By contrast, opponents of same-sex marriage now have two avenues of recourse open to them in light of the language of the ruling in Lewis and Winslow et al v. Harris, which held that same-sex couples must be afforded the same marital rights as opposite-sex couples even if those rights, and those unions, aren't necessarily called "marriage." Opponents can push the legislature to simply create a whole new set of equal rights and protections for same-sex couples apart from the marriage statutes — the Vermont Paradigm. And, at the same time, they can push their friends at the Statehouse to push for a state constitutional amendment that would essentially nullify the ruling.

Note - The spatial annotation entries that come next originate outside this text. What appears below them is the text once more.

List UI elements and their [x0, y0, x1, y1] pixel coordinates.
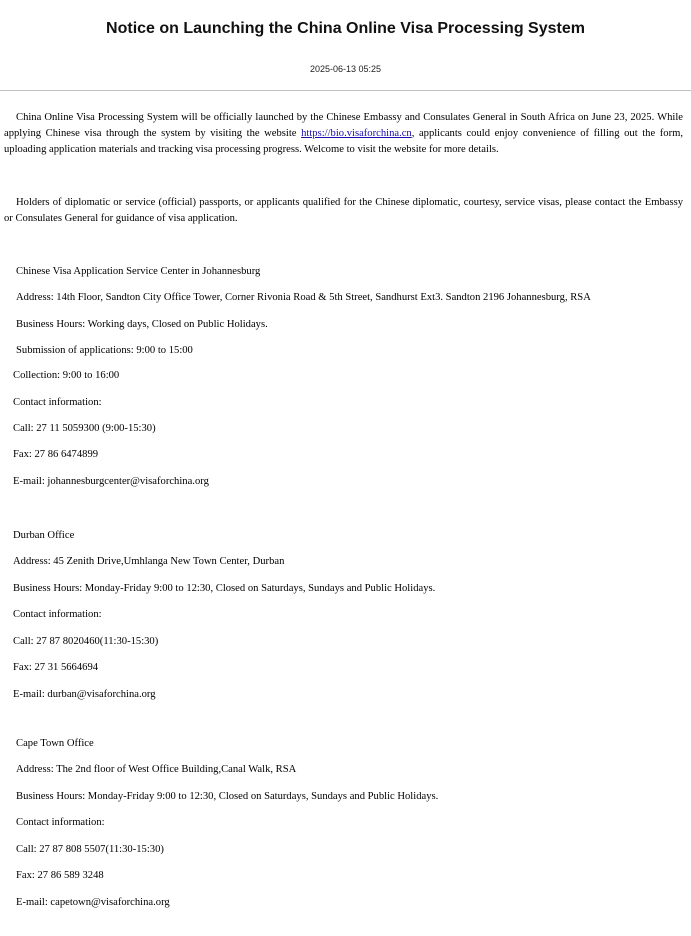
diplomatic-paragraph: Holders of diplomatic or service (official) passports, or applicants qualified for the Chinese diplomatic, courtesy, service visas, please contact the Embassy or Consulates General for guidance of visa application.: [4, 197, 683, 224]
johannesburg-center-name: Chinese Visa Application Service Center in Johannesburg: [16, 266, 261, 277]
page-title: Notice on Launching the China Online Visa Processing System: [106, 20, 585, 37]
johannesburg-call: Call: 27 11 5059300 (9:00-15:30): [13, 423, 156, 434]
johannesburg-email: E-mail: johannesburgcenter@visaforchina.org: [13, 476, 209, 487]
durban-office-name: Durban Office: [13, 530, 75, 541]
durban-fax: Fax: 27 31 5664694: [13, 662, 99, 673]
johannesburg-hours: Business Hours: Working days, Closed on Public Holidays.: [16, 319, 268, 330]
johannesburg-address: Address: 14th Floor, Sandton City Office Tower, Corner Rivonia Road & 5th Street, Sandhurst Ext3. Sandton 2196 Johannesburg, RSA: [16, 292, 591, 303]
header-divider: [0, 90, 691, 91]
durban-address: Address: 45 Zenith Drive,Umhlanga New Town Center, Durban: [13, 556, 285, 567]
visa-website-link[interactable]: https://bio.visaforchina.cn: [301, 128, 412, 139]
publish-date: 2025-06-13 05:25: [309, 64, 382, 74]
johannesburg-fax: Fax: 27 86 6474899: [13, 449, 99, 460]
capetown-office-name: Cape Town Office: [16, 738, 94, 749]
durban-hours: Business Hours: Monday-Friday 9:00 to 12:30, Closed on Saturdays, Sundays and Public Holidays.: [13, 583, 436, 594]
johannesburg-collection: Collection: 9:00 to 16:00: [13, 370, 120, 381]
durban-contact-label: Contact information:: [13, 609, 102, 620]
capetown-fax: Fax: 27 86 589 3248: [16, 870, 104, 881]
johannesburg-submission: Submission of applications: 9:00 to 15:00: [16, 345, 193, 356]
capetown-call: Call: 27 87 808 5507(11:30-15:30): [16, 844, 164, 855]
capetown-email: E-mail: capetown@visaforchina.org: [16, 897, 170, 908]
johannesburg-contact-label: Contact information:: [13, 397, 102, 408]
capetown-hours: Business Hours: Monday-Friday 9:00 to 12:30, Closed on Saturdays, Sundays and Public Holidays.: [16, 791, 439, 802]
intro-text-end: , applicants could enjoy convenience of filling out the form, uploading application materials and tracking visa processing progress. Welcome to visit the website for more details.: [4, 128, 683, 155]
durban-call: Call: 27 87 8020460(11:30-15:30): [13, 636, 159, 647]
intro-paragraph: [4, 110, 683, 158]
durban-email: E-mail: durban@visaforchina.org: [13, 689, 156, 700]
capetown-contact-label: Contact information:: [16, 817, 105, 828]
intro-text-start: China Online Visa Processing System will be officially launched by the Chinese Embassy and Consulates General in South Africa on June 23, 2025. While applying Chinese visa through the system by visiting the website: [4, 112, 683, 139]
capetown-address: Address: The 2nd floor of West Office Building,Canal Walk, RSA: [16, 764, 297, 775]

There is simply no way to confidently predict how these looming battles are going to play out — or which side ultimately will prevail. On the one hand, the court's one-justice majority seemed willing, even eager, to defer to its legislative cousins. Supreme Court Justice Barry T. Albin wrote that "the Legislature is free to break from the historical traditions that have limited the definition of marriage to heterosexual couples or to frame a civil union style structure, as Vermont and Connecticut have done." We are ordering you to treat same-sex couples and opposite-sex couples equally when it comes to the rights that go along with marriage, the court's majority said, but we aren't going to order you, at least not yet, to actually call the thing "marriage."

"To be clear," Justice Albin wrote, "it is not our role to suggest whether the Legislature should either amend the marriage statutes to include same-sex couples or enact a civil union scheme. Our role here is limited to constitutional adjudication, and therefore we must steer clear of the swift and treacherous currents of social policy when we have no constitutional compass with which to navigate." The "compass" to which he refers isn't just the lack of settled constitutional law on this issue. It's the lack of a factual record supporting whatever justification(s) the state legislature comes up with if it decides not to simply include same-sex couples in the state's marriage scheme.

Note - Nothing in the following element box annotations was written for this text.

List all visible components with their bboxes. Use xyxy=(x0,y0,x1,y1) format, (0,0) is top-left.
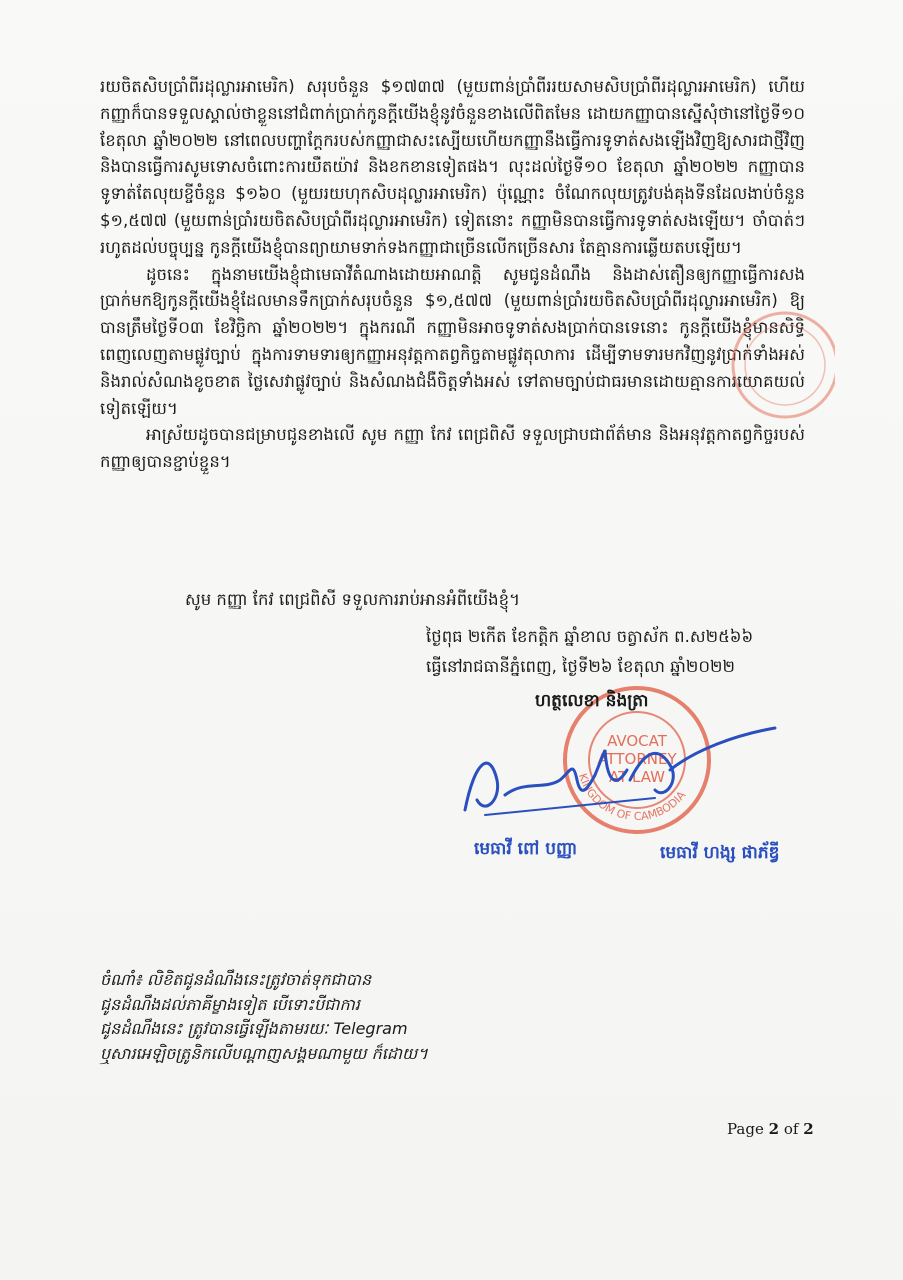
note-line-3: ជូនដំណឹងនេះ ត្រូវបានធ្វើឡើងតាមរយៈ Telegram xyxy=(100,1019,408,1038)
date-block xyxy=(426,622,753,682)
paragraph-2: ដូចនេះ ក្នុងនាមយើងខ្ញុំជាមេធាវីតំណាងដោយអាណត្តិ សូមជូនដំណឹង និងដាស់តឿនឲ្យកញ្ញាធ្វើការសងប្រាក់មកឱ្យកូនក្តីយើងខ្ញុំដែលមានទឹកប្រាក់សរុបចំនួន $១,៥៧៧ (មួយពាន់ប្រាំរយចិតសិបប្រាំពីរដុល្លារអាមេរិក) ឱ្យបានត្រឹមថ្ងៃទី០៣ ខែវិច្ឆិកា ឆ្នាំ២០២២។ ក្នុងករណី កញ្ញាមិនអាចទូទាត់សងប្រាក់បានទេនោះ កូនក្តីយើងខ្ញុំមានសិទ្ធិពេញលេញតាមផ្លូវច្បាប់ ក្នុងការទាមទារឲ្យកញ្ញាអនុវត្តកាតព្វកិច្ចតាមផ្លូវតុលាការ ដើម្បីទាមទារមកវិញនូវប្រាក់ទាំងអស់ និងរាល់សំណងខូចខាត ថ្លៃសេវាផ្លូវច្បាប់ និងសំណងជំងឺចិត្តទាំងអស់ ទៅតាមច្បាប់ជាធរមានដោយគ្មានការយោគយល់ទៀតឡើយ។ xyxy=(100,264,805,418)
page-total: 2 xyxy=(803,1120,814,1138)
stamp-line-1: AVOCAT xyxy=(607,732,667,750)
stamp-ring-text: KINGDOM OF CAMBODIA xyxy=(575,771,689,824)
letter-body xyxy=(100,74,805,476)
page-label: Page xyxy=(727,1120,764,1138)
handwritten-signature xyxy=(455,720,785,830)
stamp-line-2: ATTORNEY xyxy=(597,750,677,768)
signature-title: ហត្ថលេខា និងត្រា xyxy=(535,691,649,711)
page-current: 2 xyxy=(768,1120,780,1138)
signer-1-name: មេធាវី ពៅ បញ្ញា xyxy=(474,839,578,859)
paragraph-1: រយចិតសិបប្រាំពីរដុល្លារអាមេរិក) សរុបចំនួន $១៧៣៧ (មួយពាន់ប្រាំពីររយសាមសិបប្រាំពីរដុល្លារអាមេរិក) ហើយ កញ្ញាក៏បានទទួលស្គាល់ថាខ្លួននៅជំពាក់ប្រាក់កូនក្តីយើងខ្ញុំនូវចំនួនខាងលើពិតមែន ដោយកញ្ញាបានស្នើសុំថានៅថ្ងៃទី១០ ខែតុលា ឆ្នាំ២០២២ នៅពេលបញ្ហាក្តែករបស់កញ្ញាជាសះស្បើយហើយកញ្ញានឹងធ្វើការទូទាត់សងឡើងវិញឱ្យសារជាថ្មីវិញ និងបានធ្វើការសូមទោសចំពោះការយឺតយ៉ាវ និងខកខានទៀតផង។ លុះដល់ថ្ងៃទី១០ ខែតុលា ឆ្នាំ២០២២ កញ្ញាបានទូទាត់តែលុយខ្ចីចំនួន $១៦០ (មួយរយហុកសិបដុល្លារអាមេរិក) ប៉ុណ្ណោះ ចំណែកលុយត្រូវបង់គុងទីនដែលងាប់ចំនួន $១,៥៧៧ (មួយពាន់ប្រាំរយចិតសិបប្រាំពីរដុល្លារអាមេរិក) ទៀតនោះ កញ្ញាមិនបានធ្វើការទូទាត់សងឡើយ។ ចាំបាត់ៗរហូតដល់បច្ចុប្បន្ន កូនក្តីយើងខ្ញុំបានព្យាយាមទាក់ទងកញ្ញាជាច្រើនលើកច្រើនសារ តែគ្មានការឆ្លើយតបឡើយ។ xyxy=(100,77,805,257)
note-line-1: ចំណាំ៖ លិខិតជូនដំណឹងនេះត្រូវចាត់ទុកជាបាន xyxy=(100,970,372,989)
note-line-2: ជូនដំណឹងដល់ភាគីម្ខាងទៀត បើទោះបីជាការ xyxy=(100,994,360,1014)
date-solar: ធ្វើនៅរាជធានីភ្នំពេញ, ថ្ងៃទី២៦ ខែតុលា ឆ្នាំ២០២២ xyxy=(426,657,736,676)
note-line-4: ឬសារអេឡិចត្រូនិកលើបណ្តាញសង្គមណាមួយ ក៏ដោយ។ xyxy=(100,1043,428,1063)
page-of: of xyxy=(783,1120,799,1138)
signer-2-name: មេធាវី ហង្ស ផាភ័ឌ្វី xyxy=(660,843,780,863)
stamp-faint-margin xyxy=(715,300,835,430)
stamp-line-3: AT LAW xyxy=(608,768,666,786)
note-block xyxy=(100,968,428,1066)
closing-line: សូម កញ្ញា កែវ ពេជ្រពិសី ទទួលការរាប់អានអំពីយើងខ្ញុំ។ xyxy=(185,590,520,609)
date-lunar: ថ្ងៃពុធ ២កើត ខែកត្តិក ឆ្នាំខាល ចត្វាស័ក ព.ស២៥៦៦ xyxy=(426,627,754,646)
paragraph-3: អាស្រ័យដូចបានជម្រាបជូនខាងលើ សូម កញ្ញា កែវ ពេជ្រពិសី ទទួលជ្រាបជាព័ត៌មាន និងអនុវត្តកាតព្វកិច្ចរបស់កញ្ញាឲ្យបានខ្ជាប់ខ្ជួន។ xyxy=(100,425,805,472)
page-number xyxy=(727,1120,814,1138)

On the other hand, then, the end result here will depend upon the arguments that ultimately prevail in Trenton and are then subjected to judicial scrutiny. During the case that spawned this ruling, state attorneys argued that "age-old traditions, beliefs, and laws ... have defined the essential nature of marriage to be the union of a man and a woman." Can the "traditions and history" argument, alone and without more, constitute a sufficient legal justification to block same-sex couples from becoming officially married (and divorced)? Or will it take more? In previous same-sex marriage cases, courts and legislators have come up with downright daffy rationale to justify the separate treatment of same-sex and opposite-sex couples.

Will that now happen in Trenton? I have no idea (although I hope not). A good sign came during the argument in this case, when state attorneys did not choose to try to sell the justices a rotting peach by telling them that the institution of marriage must remain exclusive to opposite-sex couples as a statement by the state that procreation is enhanced by it or because the "optimal" child-rearing scenario involves a man and a woman. Although those arguments have gained traction in other states, and before other justices, they are not worthy ones and certainly aren't likely to gain a favorable reception before this set of jurists.

What I am willing to predict, however, is that this dispute could and probably will end up before the New Jersey Supreme Court again within the next few years. A constitutional amendment fight might generate that future case. Or the passage of a statute that freezes same-sex couples out of the marriage game might do it. Justice Albin, stitching together a bare majority, talked grandly of the need to take the next step in this dispute — what to call these unions — to the people so that "the great engine for social change ... the democratic process" can be allowed to work. Maybe it will. Maybe it won't.